GRAND ISLE, La. – Grand Isle lost its entire tourist season last year because of the BP oil spill. Shrimpers, oystermen, business owners and their workers suffered. Some lost their jobs, and others made a fraction of what they once pulled in.
Now, just a few months shy of the spill’s first anniversary, the once-oily beach is clean and tourists are being urged to come back.
“You could have took the last five Nobel Prize winners and put hem together and tell them, ‘Your only mission is to put Dean Blanchard out of business,’ and they couldn’t have did a better job than BP,” said Dean Blanchard, whose seafood business on Grand Isle is down 85 percent.
Blanchard said BP’s promises to make people whole again continue to fall on deaf ears.
“I can’t find no university in the country to tell me how 38 percent of your money makes you whole,” he said.
Blanchard said he filed a six-month emergency payment claim of $2.4 million.
“And he sent us a check for $923,000. It seems like a lot of money, but my electric bill is about $600,000 a year.

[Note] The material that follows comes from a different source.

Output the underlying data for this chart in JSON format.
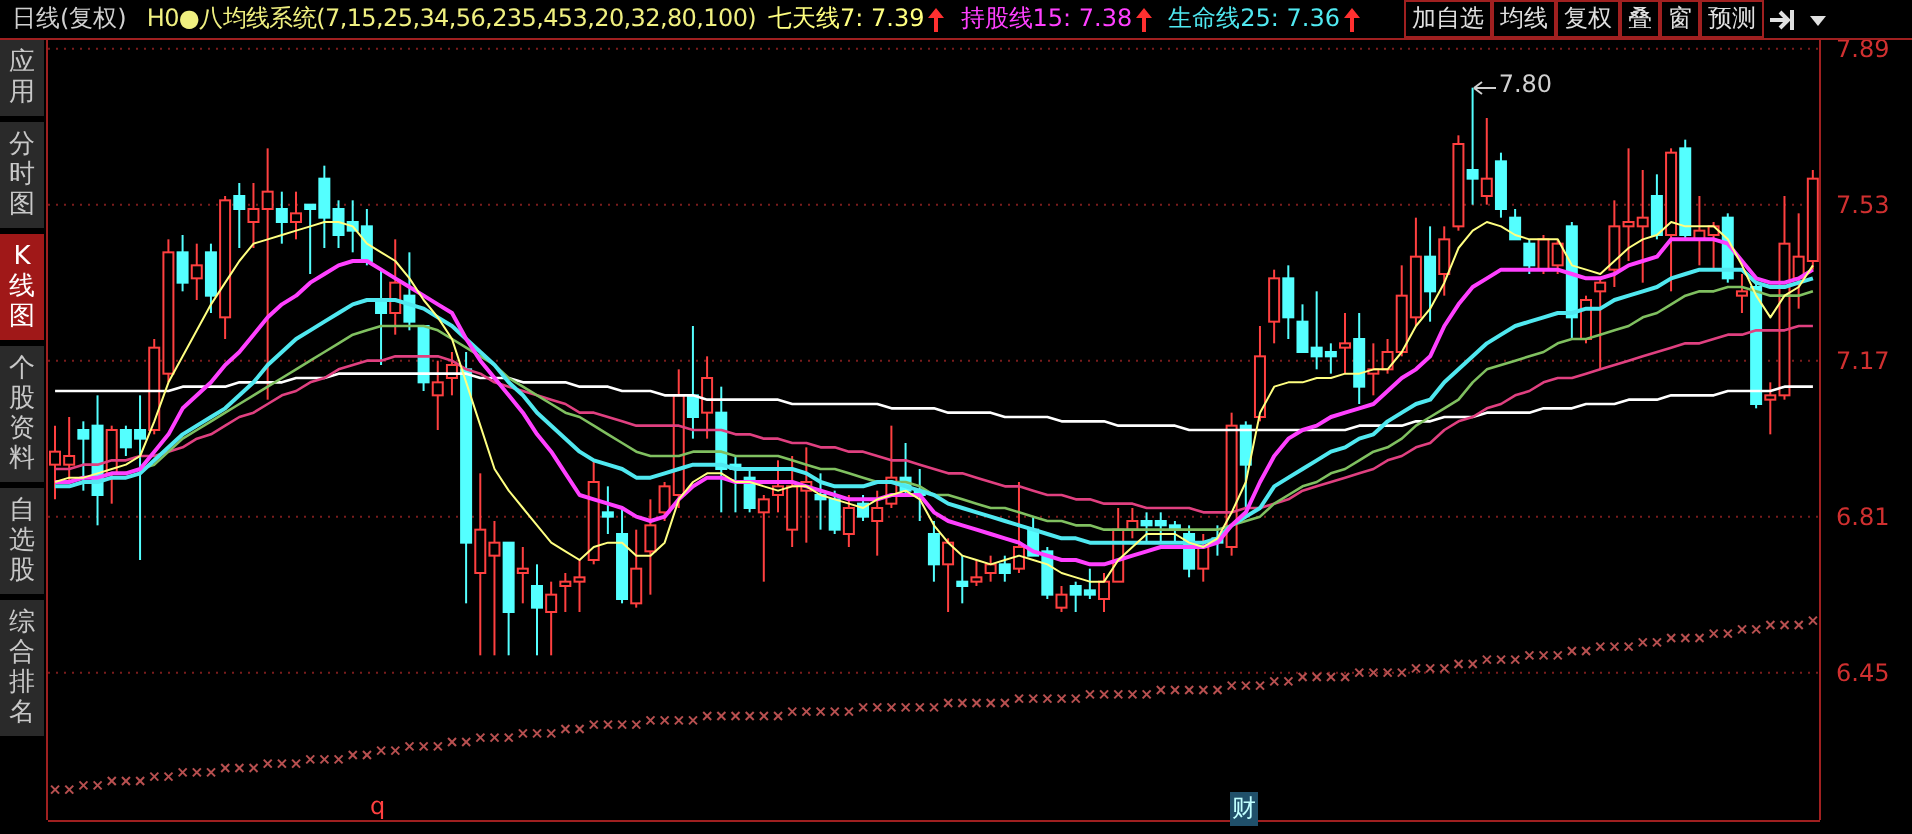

So basically what that does is pay my electric bill and water bill for the year,” Blanchard said.
Beyond Blanchard’s problems on land, the problems out on the water continue. James Santiny has been shrimping the Gulf waters since he was 9 years old, and he said right now is the worst he has ever seen.
His latest catch was four buckets of small shrimp after a three-hour drag. That pales in comparison to the 12 to 15 buckets he pulled in pre-oil spill.
“We (are) just not seeing the potential in the shrimp that we usually do,” Santiny said. “(It) could put you in a hole. You know, if you don’t make your expense and everything, it could put you back, far.”
And Santiny said if things don’t turn around soon, he and others like him won’t survive financially.
“To me, if the tourists don’t come back and buy the shrimp, we (are) going to be out of business,” Santiny said.
Jefferson Parish Council President Tom Capella knows Grand Isle cannot handle another lost tourist season.
“The island’s back, but as you see, from the restaurant people to the shrimpers, business is slow. They’re hurting,” Capella said.
But there are reasons to be optimistic. An aerial view of the island shows just how far the beaches have come since last summer, with miles and miles of clean sand.
Some say it’s the best they’ve ever seen the beach, and Yahoo! Travel recently named it one of the top 10 winter beach retreats in America, joining beaches in Hawaii, Puerto Rico, California and Florida.
At the peak of the spill, there were 6,000-7,000 cleanup workers on the beach. A little more than 300 remain. And Mayor David Camardelle hopes they’ll be gone by the end of February, replaced by tourists returning to the island.
“We (are) going to be ready. I can promise you we are (going to) be ready,” Camardelle said. “We need our tourists back. We need everybody to come back in Grand Isle.”
And if the people come back, the money comes back. That bodes well for those who work on the island.
“The summer is really good. It carries you over for the winter time,” said Gina Chiasson, who works at Sarah’s Restaurant. “Last year wasn’t like that. It was really bad.”
That bad year likely will never be forgotten on Grand Isle, nor will the hostility toward BP.
“It was too expensive for BP to pick up the oil. They left the oil here,” Blanchard said. “The oil’s still all around us over here. People are getting sick down here. You know, I think I’m going to see tar balls for the rest of my life coming up on the beach at Grand Isle.”
Jefferson Parish is holding a job training session to help those affected by the spill. The free session is next Wednesday at 11 a.m. at the Grand Isle Community Center.